Commonly used as filler foliage that adds vertical interest to rounded arrangements, beargrass belongs to the lily family and accentuates a centrepiece arrangement. The delicate, grasslike foliage comes in olive-green and variegated varieties that enhance the appearance of an arrangement when placed along the flowers, so it towers over the blooms, or anchored into a loop placed at the base. This long-lasting, evergreen foliage complements all flower shapes and colours.

Magnolia

Depending on the desired look, place the glossy, wide, deep-green magnolia leaves around the edge of the arrangement to structure it, or place leaves between blooms to add contrasting colour and break the monotony.

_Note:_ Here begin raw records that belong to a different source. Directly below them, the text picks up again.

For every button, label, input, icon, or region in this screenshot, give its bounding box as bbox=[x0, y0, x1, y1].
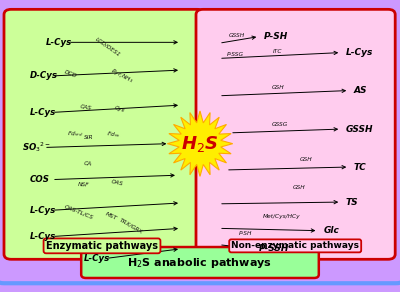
Text: TRX/GRX: TRX/GRX bbox=[118, 217, 144, 234]
Text: GSH: GSH bbox=[300, 157, 312, 162]
Text: SO$_3$$^{2-}$: SO$_3$$^{2-}$ bbox=[22, 140, 51, 154]
Text: GSSG: GSSG bbox=[272, 122, 288, 128]
FancyBboxPatch shape bbox=[196, 9, 395, 259]
Text: Cys: Cys bbox=[114, 105, 126, 114]
Text: GSH: GSH bbox=[293, 185, 306, 190]
Text: NSF: NSF bbox=[77, 182, 89, 187]
Text: COS: COS bbox=[30, 175, 50, 184]
Text: L-Cys: L-Cys bbox=[346, 48, 373, 57]
Text: TC: TC bbox=[354, 163, 367, 171]
Text: D-Cys: D-Cys bbox=[30, 72, 58, 80]
FancyBboxPatch shape bbox=[81, 247, 319, 278]
Text: L-Cys: L-Cys bbox=[30, 108, 56, 117]
Text: SIR: SIR bbox=[84, 135, 94, 140]
Text: P-SH: P-SH bbox=[239, 231, 253, 236]
Text: H$_2$S anabolic pathways: H$_2$S anabolic pathways bbox=[128, 256, 272, 270]
Text: GSH: GSH bbox=[272, 85, 284, 90]
Polygon shape bbox=[167, 111, 233, 176]
Text: OAS: OAS bbox=[110, 180, 123, 187]
Text: AS: AS bbox=[354, 86, 368, 95]
Text: DCD: DCD bbox=[63, 69, 77, 78]
Text: P-SSH: P-SSH bbox=[259, 244, 290, 253]
Text: Enzymatic pathways: Enzymatic pathways bbox=[46, 241, 158, 251]
FancyBboxPatch shape bbox=[4, 9, 204, 259]
Text: MST: MST bbox=[104, 212, 118, 222]
Text: L-Cys: L-Cys bbox=[84, 254, 110, 263]
Text: LCD/DES1: LCD/DES1 bbox=[94, 36, 122, 57]
Text: Pyr,NH$_3$: Pyr,NH$_3$ bbox=[109, 66, 135, 85]
Text: P-SH: P-SH bbox=[264, 32, 288, 41]
Text: P-SSG: P-SSG bbox=[227, 52, 244, 58]
Text: Met/Cys/HCy: Met/Cys/HCy bbox=[263, 214, 301, 219]
Text: CAS: CAS bbox=[80, 105, 92, 112]
Text: OAS-TL/CS: OAS-TL/CS bbox=[64, 204, 94, 220]
Text: L-Cys: L-Cys bbox=[30, 206, 56, 215]
Text: Glc: Glc bbox=[323, 226, 339, 235]
Text: H$_2$S: H$_2$S bbox=[181, 134, 219, 154]
Text: L-Cys: L-Cys bbox=[46, 38, 72, 47]
FancyBboxPatch shape bbox=[0, 0, 400, 283]
Text: Non-enzymatic pathways: Non-enzymatic pathways bbox=[231, 241, 359, 250]
Text: GSSH: GSSH bbox=[229, 32, 245, 38]
Text: GSSH: GSSH bbox=[346, 125, 374, 133]
Text: L-Cys: L-Cys bbox=[30, 232, 56, 241]
Text: ITC: ITC bbox=[273, 49, 283, 55]
Text: TS: TS bbox=[346, 198, 359, 206]
Text: Fd$_{red}$: Fd$_{red}$ bbox=[67, 129, 84, 139]
Text: CA: CA bbox=[84, 161, 92, 167]
Text: Fd$_{ox}$: Fd$_{ox}$ bbox=[106, 130, 122, 140]
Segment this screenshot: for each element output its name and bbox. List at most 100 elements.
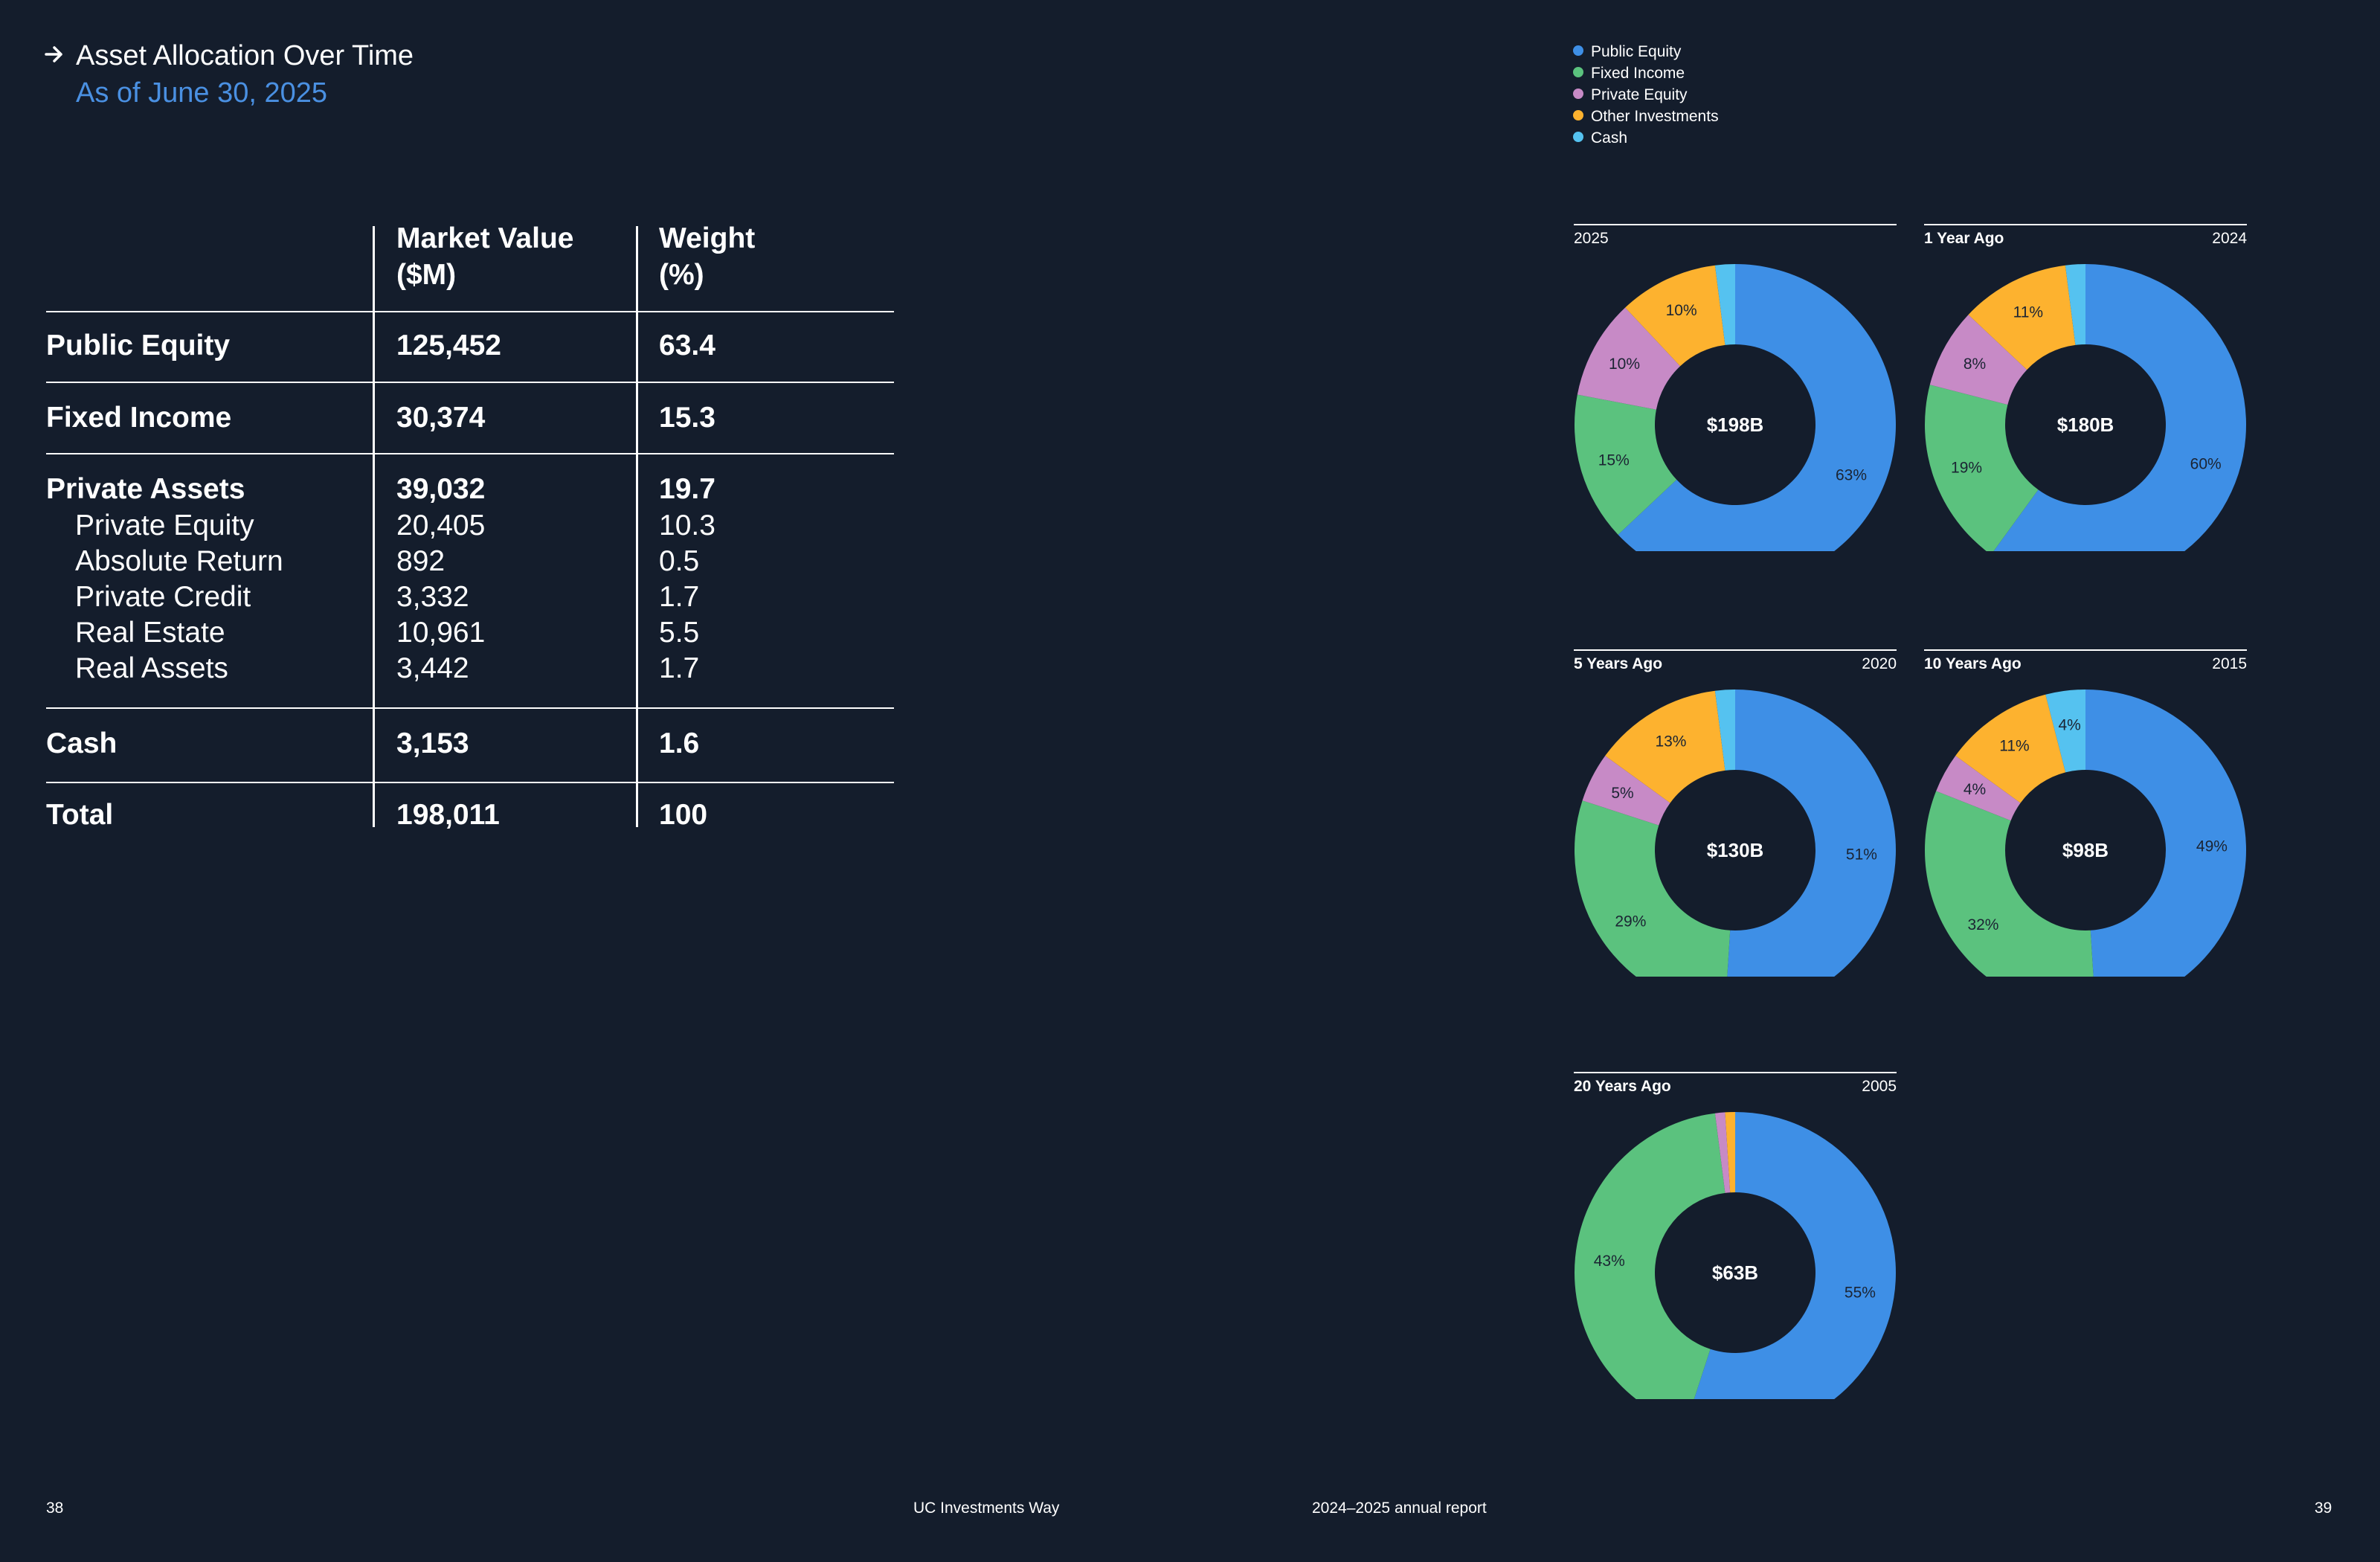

When slowed to dry, magnolia leaves turn an attractive bronze or golden-brown and make an attractive addition to a dried flower arrangement.

Eucalyptus

Eucalyptus leaves feature erect stalks with well-formed, mildly aromatic leaves that draw attention even on their own. The silver-tinted leaves complement an arrangement comprised of pale or bright coloured blooms. The leaves are also dried and used for potpourri. Out of the different varieties available, the most commonly used eucalyptus foliage for bouquets and arrangements is the silver dollar.

Fatsia Leaves

The maple-like wide and flat fatsia leaves complement any arrangement and provide a bold background to blooms. Use a few stalks with a fresh flower arrangement or pair with elongated beargrass for a visually pleasing centrepiece.

Lamb's Ear

The tip of this foliage is folded like a lamb's ear, hence the name. Two types of this soft-textured foliage are favourite choices for flower arrangements and bouquets --- the variegated variety or the silver-grey green type.